Like the Sonos Playbar, the Denon HEOS Bar can act alone, with an optional (and at $599 / £599 / AU$999 slightly more affordable) subwoofer, but also with wireless rears. Although Denon’s HEOS hi-res audio-capable multi-room speakers, such as the Denon Heos 5 HS2, are getting rave reviews, there is actually already a soundbar in its line-up: the Denon HEOS Home Cinema, which sells for less than half the price of this one.

So what’s the point of the HEOS Bar?

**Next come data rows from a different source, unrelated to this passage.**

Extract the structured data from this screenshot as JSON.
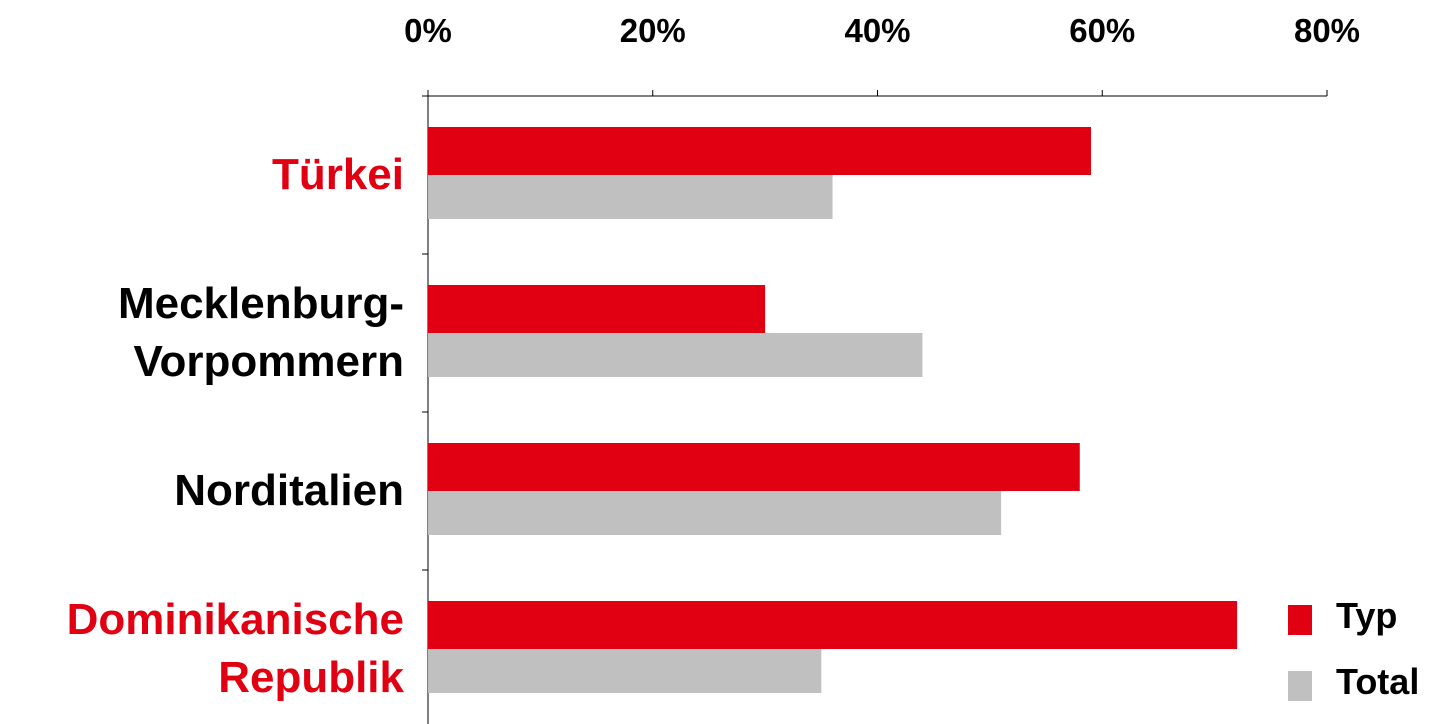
{
  "chart_data": {
    "type": "bar",
    "orientation": "horizontal",
    "categories": [
      {
        "lines": [
          "Türkei"
        ],
        "color": "#e10012"
      },
      {
        "lines": [
          "Mecklenburg-",
          "Vorpommern"
        ],
        "color": "#000000"
      },
      {
        "lines": [
          "Norditalien"
        ],
        "color": "#000000"
      },
      {
        "lines": [
          "Dominikanische",
          "Republik"
        ],
        "color": "#e10012"
      }
    ],
    "series": [
      {
        "name": "Typ",
        "color": "#e10012",
        "values": [
          59,
          30,
          58,
          72
        ]
      },
      {
        "name": "Total",
        "color": "#c0c0c0",
        "values": [
          36,
          44,
          51,
          35
        ]
      }
    ],
    "xticks": [
      "0%",
      "20%",
      "40%",
      "60%",
      "80%"
    ],
    "xlim": [
      0,
      80
    ],
    "x_axis_position": "top",
    "grid": false,
    "legend_position": "bottom-right"
  }
}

While the HEOS Home Cinema is a 2.0 two-piece that needs a subwoofer, and claims only virtual surround sound, the HEOS Bar is not only a 3.0 system with left, centre and right channels built-in, but it’s designed to work alone – and it does that really, really well.

Design

The HEOS Bar is 110cm long – it’s slightly wider at the front than at the back, and it’s got a small curve to it, too. It can perch on your TV table on its two (removable) L-shaped feet, or you can wall-mount it either above or below a TV; do the latter and you can manually rotate the logo. Nice.

Although we didn’t try the HEOS Bar wall-mounted, its low but deep profile suggests that it’s been designed with this option in mind; slung below a TV it looks a tad too dominating. If it is used in front of a TV, it’ll work best with a newer TV that has feet rather than a desktop stand.

While the HEOS Bar can work with a TV’s remote, a small remote is supplied. The soundbar can also be operated via the impressive-looking HEOS App, which allows streaming of music from Spotify Connect, Deezer, Rhapsody, Pandora, TuneIn, SoundCloud, Tidal and web radio. Consequently, there’s no front panel display.

Specifications

Soundbars often make massive compromises when it comes to connectivity. Not so the Denon HEOS Bar, which has four HDMI inputs (4K-compatible HDMI 2.0a HDCP 2.2 inputs, as well as one ARC-compatible output) alongside optical and coaxial audio inputs, a 3.5mm stereo jack, a USB slot and an Ethernet LAN slot. 

Wi-Fi is also here, as well as aptX Bluetooth for high-quality streaming from a phone or tablet, but the HEOS Bar uses the 5GHz band, not Wi-Fi, to connect to any HEOS speakers that might be used as wireless rears. For our demo, it was a pair of HEOS 1 speakers that were connected about five metres away, but that can stretch to 10 metres.

Behind the baffle are nine high-performance drivers in a 45-degree configuration. The HEOS Bar also has DTS Master Audio, Dolby True HD decoding and support for Hi-Res audio. It’s also got four IR repeaters, so it can act as a no-fail repeater for TV remote controls. 

Also previewed by Denon was a compact, wireless AV receiver, the HEOS AVR ($999 / £799 / AU$1,299), which seems to be for people who have some speakers they don’t want to swap-out for wireless versions.

Though the main selling point is certainly its compatibility with Denon’s HEOS wireless multi-room tech, this is a versatile AV receiver; it’s a five-channel machine, and it’s possible to wire-in any existing speakers and a subwoofer, or use Denon’s multi-room HEOS speakers to go completely wireless, or go for a mix of both.

It also works with the same Denon HEOS subwoofer as the HEOS Bar. You can even attach the HEOS AVR to the HEOS Bar and let it drive two wired rear speakers. Like the HEOS Bar, it has no front panel display.

Early verdict

Denon’s HEOS Bar is hugely impressive; musical and muscular, even without the subwoofer in tow. Listening to Pink Floyd’s Money, with a pair of HEOS 1 multiform speakers attached as wireless rears, the soundbar hugely impressed, delivering plenty of power and some very effective surround sound effects. However, even without the rears, the soundstage was impressively wide; the shakes of coins in the song were stretched far beyond the physical footprint of the soundbar.

When the sound effects cease, the vocals begin and the instruments fully kick in, the HEOS Bar spits out impressively coherent guitar and bass, with plenty of both detail and low-frequency action. But what really blew us away was when the subwoofer was deactivated; the drop in bass performance was surprisingly slight. 

Is it a better all-in-one than the Sonos Playbar? We’ll have to wait for a proper review to answer that, but if there’s room for an audiophile, home cinema-quality soundbar with wireless options, Denon’s HEOS Bar might just fill it.